Electric Scooter Company Niu Tech Stock Falls After Q1 Print, Read The Details
Niu Technologies (NASDAQ:NIU) reported a fiscal first-quarter 2024 revenue growth of 21.0% to 504.7 million Chinese yuan ($69.91 million), mainly due to an increase in sales volume of 36.8% partially offset by a decrease in revenues per e-scooter of 11.6%.
The company reported earnings per ADS of $(0.10). Adjusted net loss was CNY (48.5) million versus CNY (46.1) million a year ago. The stock price declined after the print.
The number of e-scooters sold increased by 36.8% Y/Y to 129,139, with sales in China growing by 35.1%. International e-scooter sales climbed 47.6% to 19,024 units. The number of franchised stores in China was 2,878 as of March 31, 2024.
The quarterly gross margin declined 280 basis points Y/Y to 18.1%, mainly due to the increased proportion of kick-scooter in international markets, and decreased gross margin of e-scooter in China market.
The operating loss for the quarter was CNY (69.32) million versus a loss of CNY (67.02) million a year ago. The company held CNY 977.7 million in cash and equivalents as of March-end.

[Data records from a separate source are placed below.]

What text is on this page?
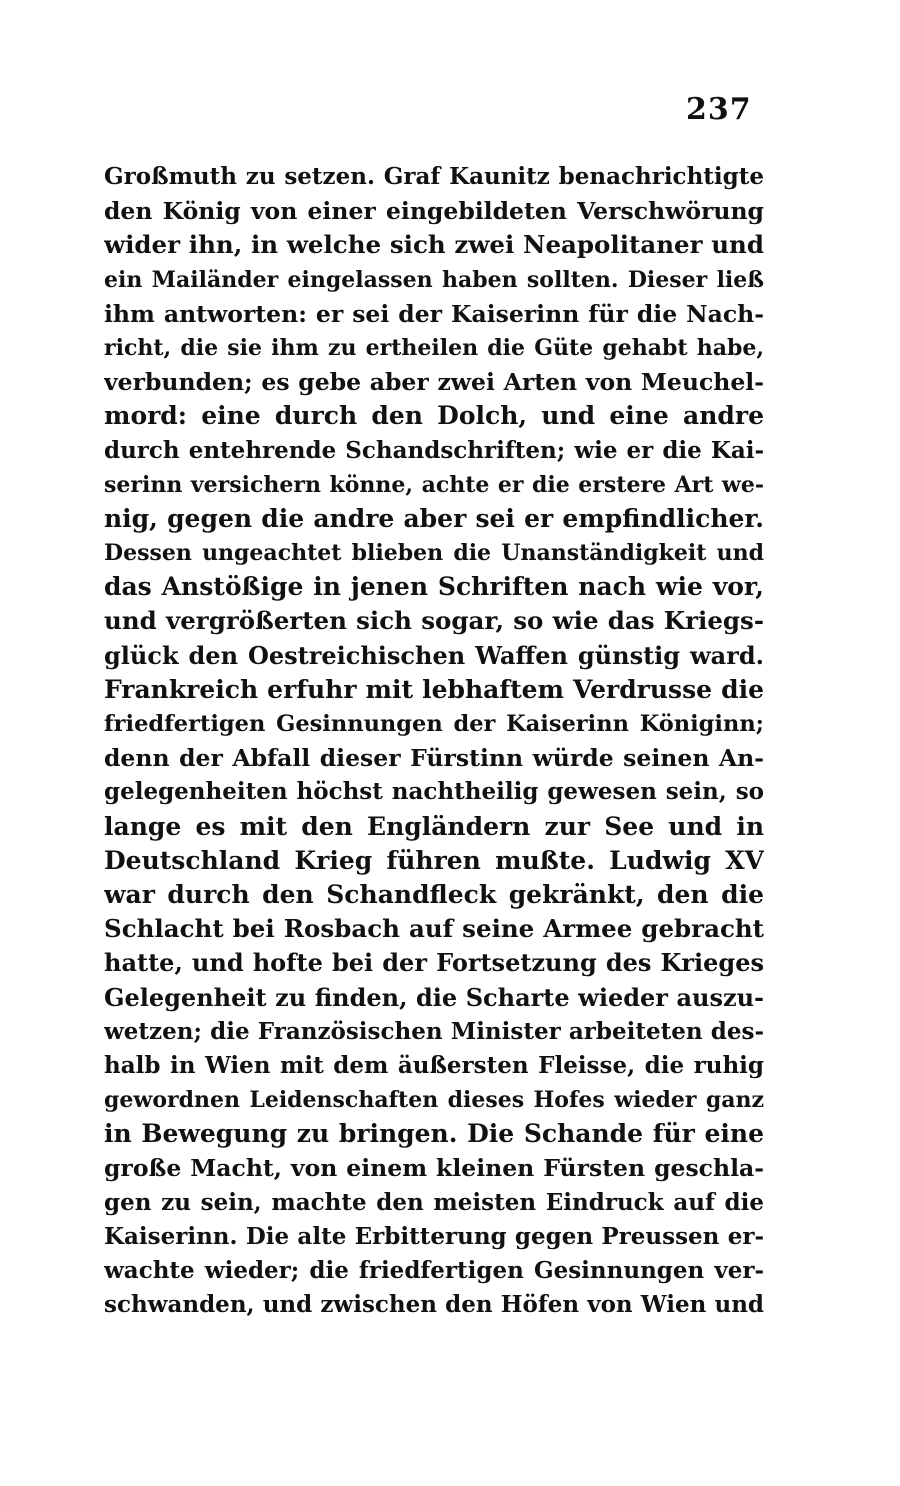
237
Großmuth zu setzen. Graf Kaunitz benachrichtigte
den König von einer eingebildeten Verschwörung
wider ihn, in welche sich zwei Neapolitaner und
ein Mailänder eingelassen haben sollten. Dieser ließ
ihm antworten: er sei der Kaiserinn für die Nach-
richt, die sie ihm zu ertheilen die Güte gehabt habe,
verbunden; es gebe aber zwei Arten von Meuchel-
mord: eine durch den Dolch, und eine andre
durch entehrende Schandschriften; wie er die Kai-
serinn versichern könne, achte er die erstere Art we-
nig, gegen die andre aber sei er empfindlicher.
Dessen ungeachtet blieben die Unanständigkeit und
das Anstößige in jenen Schriften nach wie vor,
und vergrößerten sich sogar, so wie das Kriegs-
glück den Oestreichischen Waffen günstig ward.
Frankreich erfuhr mit lebhaftem Verdrusse die
friedfertigen Gesinnungen der Kaiserinn Königinn;
denn der Abfall dieser Fürstinn würde seinen An-
gelegenheiten höchst nachtheilig gewesen sein, so
lange es mit den Engländern zur See und in
Deutschland Krieg führen mußte. Ludwig XV
war durch den Schandfleck gekränkt, den die
Schlacht bei Rosbach auf seine Armee gebracht
hatte, und hofte bei der Fortsetzung des Krieges
Gelegenheit zu finden, die Scharte wieder auszu-
wetzen; die Französischen Minister arbeiteten des-
halb in Wien mit dem äußersten Fleisse, die ruhig
gewordnen Leidenschaften dieses Hofes wieder ganz
in Bewegung zu bringen. Die Schande für eine
große Macht, von einem kleinen Fürsten geschla-
gen zu sein, machte den meisten Eindruck auf die
Kaiserinn. Die alte Erbitterung gegen Preussen er-
wachte wieder; die friedfertigen Gesinnungen ver-
schwanden, und zwischen den Höfen von Wien und
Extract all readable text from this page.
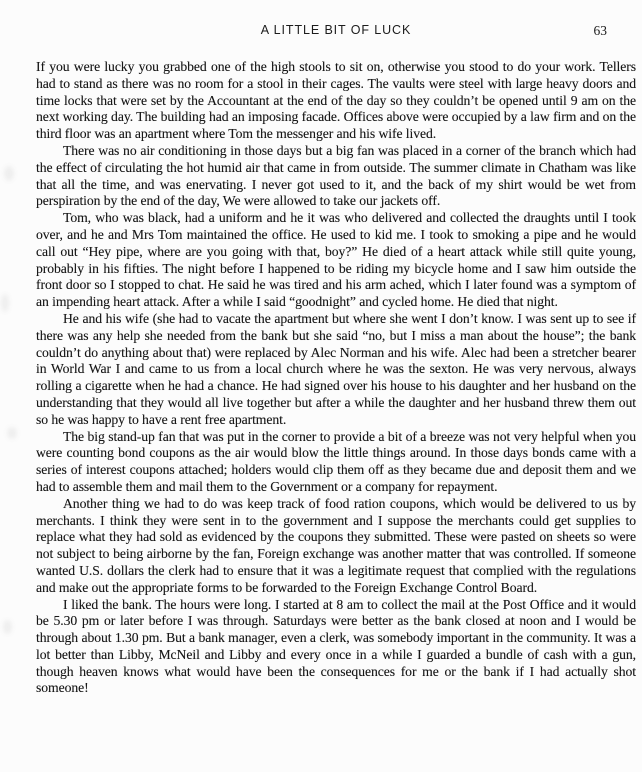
A LITTLE BIT OF LUCK	63

If you were lucky you grabbed one of the high stools to sit on, otherwise you stood to do your work. Tellers had to stand as there was no room for a stool in their cages. The vaults were steel with large heavy doors and time locks that were set by the Accountant at the end of the day so they couldn’t be opened until 9 am on the next working day. The building had an imposing facade. Offices above were occupied by a law firm and on the third floor was an apartment where Tom the messenger and his wife lived.

There was no air conditioning in those days but a big fan was placed in a corner of the branch which had the effect of circulating the hot humid air that came in from outside. The summer climate in Chatham was like that all the time, and was enervating. I never got used to it, and the back of my shirt would be wet from perspiration by the end of the day, We were allowed to take our jackets off.

Tom, who was black, had a uniform and he it was who delivered and collected the draughts until I took over, and he and Mrs Tom maintained the office. He used to kid me. I took to smoking a pipe and he would call out “Hey pipe, where are you going with that, boy?” He died of a heart attack while still quite young, probably in his fifties. The night before I happened to be riding my bicycle home and I saw him outside the front door so I stopped to chat. He said he was tired and his arm ached, which I later found was a symptom of an impending heart attack. After a while I said “goodnight” and cycled home. He died that night.

He and his wife (she had to vacate the apartment but where she went I don’t know. I was sent up to see if there was any help she needed from the bank but she said “no, but I miss a man about the house”; the bank couldn’t do anything about that) were replaced by Alec Norman and his wife. Alec had been a stretcher bearer in World War I and came to us from a local church where he was the sexton. He was very nervous, always rolling a cigarette when he had a chance. He had signed over his house to his daughter and her husband on the understanding that they would all live together but after a while the daughter and her husband threw them out so he was happy to have a rent free apartment.

The big stand-up fan that was put in the corner to provide a bit of a breeze was not very helpful when you were counting bond coupons as the air would blow the little things around. In those days bonds came with a series of interest coupons attached; holders would clip them off as they became due and deposit them and we had to assemble them and mail them to the Government or a company for repayment.

Another thing we had to do was keep track of food ration coupons, which would be delivered to us by merchants. I think they were sent in to the government and I suppose the merchants could get supplies to replace what they had sold as evidenced by the coupons they submitted. These were pasted on sheets so were not subject to being airborne by the fan, Foreign exchange was another matter that was controlled. If someone wanted U.S. dollars the clerk had to ensure that it was a legitimate request that complied with the regulations and make out the appropriate forms to be forwarded to the Foreign Exchange Control Board.

I liked the bank. The hours were long. I started at 8 am to collect the mail at the Post Office and it would be 5.30 pm or later before I was through. Saturdays were better as the bank closed at noon and I would be through about 1.30 pm. But a bank manager, even a clerk, was somebody important in the community. It was a lot better than Libby, McNeil and Libby and every once in a while I guarded a bundle of cash with a gun, though heaven knows what would have been the consequences for me or the bank if I had actually shot someone!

Outlook: Niu expects second-quarter revenues of CNY 912 million – CNY 995 million, representing a 10% – 20% Y/Y increase.
During fiscal fourth-quarter 2023 print, Niu said it expects fiscal 2024 sales volume of 1.0 million – 1.2 million units, representing a Y/Y increase of approximately 41% – 69%.
The stock lost over 46% in the last 12 months. Investors can gain exposure to the stock via Vanguard FTSE Emerging Markets ETF (NYSE:VWO) and Vanguard Total International Stock ETF (NASDAQ:VXUS).
Price Action: NIU shares traded lower by 1.26% at $2.36 premarket at the last check Monday.